Occasionally, I’ll check in with Raymond Chandler. I’ll open randomly one of his books and keep reading and fall in love with his words. I can’t write like Chandler. But that’s not the point. He shows me what writing can be.
“The French have a phrase for it. The bastards have a phrase for everything and they are always right. To say goodbye is to die a little.”
“I needed a drink, I needed a lot of life insurance, I needed a vacation, I needed a home in the country. What I had was a coat, a hat and a gun. I put them on and went out of the room.”
“I'm an occasional drinker, the kind of guy who goes out for a beer and wakes up in Singapore with a full beard.”
“If I had a razor, I'd cut your throat - just to see what ran out of it."
Or I’ll read something by Mark Harris, a little-known writer who taught me a lot about life, more than my old man ever did.
“Me and Holly were laying around in bed around 10 A.M. on a Wednesday morning when the call come. I was slow answering it, thinking first of a comical thing to say, though I suppose it long since stopped handing anybody a laugh except me. I don’t know. I laugh at a lot of things nobody ever laughs at except her. “Do not be funny,” she said. “Just answer it.” But I seen her kind of listening out of the corner of her eye.”
“He was not a bad fellow, no worse than most and probably better than some, and not a bad ballplayer neither when they give him a chance, when they laid off him long enough. From here on in I rag nobody.”
Or my favorite writer of all, Joseph Mitchell. I never tried to write like anybody as much as I try to be as good as the worst of Joseph Mitchell. I’ll look at sentences like the sentence below and study them. In them is detail, and character, and happiness and sadness. In them is laughter and tears and things said and unsaid.

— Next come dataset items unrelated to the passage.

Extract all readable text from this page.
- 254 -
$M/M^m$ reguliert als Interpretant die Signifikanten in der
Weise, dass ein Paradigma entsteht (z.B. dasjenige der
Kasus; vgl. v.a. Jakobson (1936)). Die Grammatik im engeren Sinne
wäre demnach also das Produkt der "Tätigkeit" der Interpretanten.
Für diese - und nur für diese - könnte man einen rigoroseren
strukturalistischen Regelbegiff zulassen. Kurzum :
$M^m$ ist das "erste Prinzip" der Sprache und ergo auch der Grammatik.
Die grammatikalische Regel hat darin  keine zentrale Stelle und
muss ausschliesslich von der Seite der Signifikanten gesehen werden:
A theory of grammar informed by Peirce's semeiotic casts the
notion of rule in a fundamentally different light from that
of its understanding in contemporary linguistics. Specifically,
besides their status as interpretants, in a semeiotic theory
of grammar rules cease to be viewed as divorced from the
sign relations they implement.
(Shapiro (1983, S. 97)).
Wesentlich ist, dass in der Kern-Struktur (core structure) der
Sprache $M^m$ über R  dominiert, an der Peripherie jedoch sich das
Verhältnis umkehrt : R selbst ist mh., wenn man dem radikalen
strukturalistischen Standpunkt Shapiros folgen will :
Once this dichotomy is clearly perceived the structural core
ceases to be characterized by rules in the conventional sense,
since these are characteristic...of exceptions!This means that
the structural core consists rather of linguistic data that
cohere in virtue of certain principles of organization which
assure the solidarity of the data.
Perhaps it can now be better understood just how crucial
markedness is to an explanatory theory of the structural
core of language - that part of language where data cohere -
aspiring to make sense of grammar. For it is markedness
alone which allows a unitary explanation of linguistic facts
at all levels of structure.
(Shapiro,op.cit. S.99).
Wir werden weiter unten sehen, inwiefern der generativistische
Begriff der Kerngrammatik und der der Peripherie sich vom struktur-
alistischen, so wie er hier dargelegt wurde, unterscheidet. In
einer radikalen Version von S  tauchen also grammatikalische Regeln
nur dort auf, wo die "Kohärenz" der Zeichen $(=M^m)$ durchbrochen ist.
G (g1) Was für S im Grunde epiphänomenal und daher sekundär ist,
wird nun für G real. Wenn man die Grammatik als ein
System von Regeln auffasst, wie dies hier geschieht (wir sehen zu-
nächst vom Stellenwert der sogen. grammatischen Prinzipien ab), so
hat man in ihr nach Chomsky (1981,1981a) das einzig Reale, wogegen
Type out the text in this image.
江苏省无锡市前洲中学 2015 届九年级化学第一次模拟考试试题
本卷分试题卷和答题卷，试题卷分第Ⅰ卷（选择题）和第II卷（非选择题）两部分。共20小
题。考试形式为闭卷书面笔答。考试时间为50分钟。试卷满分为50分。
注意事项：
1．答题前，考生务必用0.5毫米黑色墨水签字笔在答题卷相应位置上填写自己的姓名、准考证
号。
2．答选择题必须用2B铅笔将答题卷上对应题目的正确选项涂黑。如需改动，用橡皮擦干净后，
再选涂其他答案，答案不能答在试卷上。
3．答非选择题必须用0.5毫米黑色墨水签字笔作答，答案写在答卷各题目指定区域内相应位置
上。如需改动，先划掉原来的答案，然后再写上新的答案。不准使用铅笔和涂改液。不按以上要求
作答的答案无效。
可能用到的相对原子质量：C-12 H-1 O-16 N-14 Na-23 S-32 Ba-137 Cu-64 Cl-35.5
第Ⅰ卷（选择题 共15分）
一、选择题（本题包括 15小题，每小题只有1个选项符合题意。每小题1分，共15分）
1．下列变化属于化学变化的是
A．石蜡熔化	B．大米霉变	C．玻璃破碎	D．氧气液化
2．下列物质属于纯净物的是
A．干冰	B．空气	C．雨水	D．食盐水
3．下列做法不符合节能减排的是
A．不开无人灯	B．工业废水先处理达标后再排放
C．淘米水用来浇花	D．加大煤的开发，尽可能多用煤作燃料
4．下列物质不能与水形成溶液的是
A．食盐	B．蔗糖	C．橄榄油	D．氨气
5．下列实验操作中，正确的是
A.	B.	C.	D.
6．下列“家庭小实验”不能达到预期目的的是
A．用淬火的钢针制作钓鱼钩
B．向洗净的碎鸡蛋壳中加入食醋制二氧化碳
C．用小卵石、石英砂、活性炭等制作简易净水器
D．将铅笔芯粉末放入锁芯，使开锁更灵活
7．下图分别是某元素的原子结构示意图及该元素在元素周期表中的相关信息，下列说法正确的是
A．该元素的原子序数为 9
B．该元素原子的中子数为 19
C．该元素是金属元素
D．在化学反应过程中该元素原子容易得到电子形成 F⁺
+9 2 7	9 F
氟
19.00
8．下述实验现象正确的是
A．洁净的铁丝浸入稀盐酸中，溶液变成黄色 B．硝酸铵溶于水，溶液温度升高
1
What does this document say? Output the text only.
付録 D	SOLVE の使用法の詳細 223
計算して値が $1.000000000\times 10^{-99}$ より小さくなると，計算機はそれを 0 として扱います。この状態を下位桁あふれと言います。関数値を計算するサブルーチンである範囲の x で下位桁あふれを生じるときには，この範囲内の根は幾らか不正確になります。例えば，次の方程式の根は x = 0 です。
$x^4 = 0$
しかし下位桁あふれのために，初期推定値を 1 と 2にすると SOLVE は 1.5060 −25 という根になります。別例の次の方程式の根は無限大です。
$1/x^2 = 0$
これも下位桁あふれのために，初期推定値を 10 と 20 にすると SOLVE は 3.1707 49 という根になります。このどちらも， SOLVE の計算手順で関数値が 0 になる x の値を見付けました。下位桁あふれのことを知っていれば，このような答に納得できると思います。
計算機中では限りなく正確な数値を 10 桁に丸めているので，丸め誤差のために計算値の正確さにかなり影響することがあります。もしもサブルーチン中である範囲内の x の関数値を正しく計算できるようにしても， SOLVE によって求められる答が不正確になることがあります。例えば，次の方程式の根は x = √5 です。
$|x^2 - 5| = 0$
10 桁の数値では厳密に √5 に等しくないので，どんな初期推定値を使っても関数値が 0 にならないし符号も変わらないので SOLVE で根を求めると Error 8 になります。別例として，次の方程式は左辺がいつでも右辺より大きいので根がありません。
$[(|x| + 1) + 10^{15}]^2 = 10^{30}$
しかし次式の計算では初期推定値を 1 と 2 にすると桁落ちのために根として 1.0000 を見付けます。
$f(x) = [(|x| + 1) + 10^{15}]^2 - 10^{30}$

“McSorley’s occupies the ground floor of a red-brick tenement at 15 Seventh Street, just off Cooper Square, where the Bowery ends. It was opened in 1854 and is the oldest saloon in New York City. In eighty-eight years it has had four owners— an Irish immigrant, his son, a retired policeman, and his daughter— and all of them have been opposed to change. It is equipped with electricity, but the bar is stubbornly illuminated with a pair of gas lamps, which flicker fitfully and throw shadows on the low, cobwebby ceiling each time someone opens the street door. There is no cash register. Coins are dropped in soup bowls— one for nickels, one for dimes, one for quarters, and one for halves— and bills are kept in a rosewood cashbox. It is a drowsy place; the bartenders never make a needless move, the customers nurse their mugs of ale, and the three clocks on the walls have not been in agreement for many years.”
All of this writing, from my blogging friends or Chandler, Harris or Mitchell, is rough and bare-knuckle. There are few big words or long sentences. It’s writing that moves me in the way most writing doesn’t because it tries too hard, probably because the writer didn’t try hard enough.
It’s not unusual for me to get a call or, more often and annoying, a text at work. George, it’ll say, can you come down to 14M we’re having a crisis. I’ll walk up four flights of steps or down six and sit for an hour in a conference room that's ascetically one-step down from the interrogation room at the back of a police precinct in Queens.
Someone will shove a powerpoint in front of me like Lavrentiy Beria presenting a man condemned to death with a written confession.
“Make this flow,” they’ll say to me. And then they’ll turn away and tap at their keyboards hoping I won’t ask them a question or for help.
These exercises are a bit like, I suppose, jumping from an airplane. No matter what you do, gravity is going to win. All you can really do is hope you’ve done your best before you hit the ground.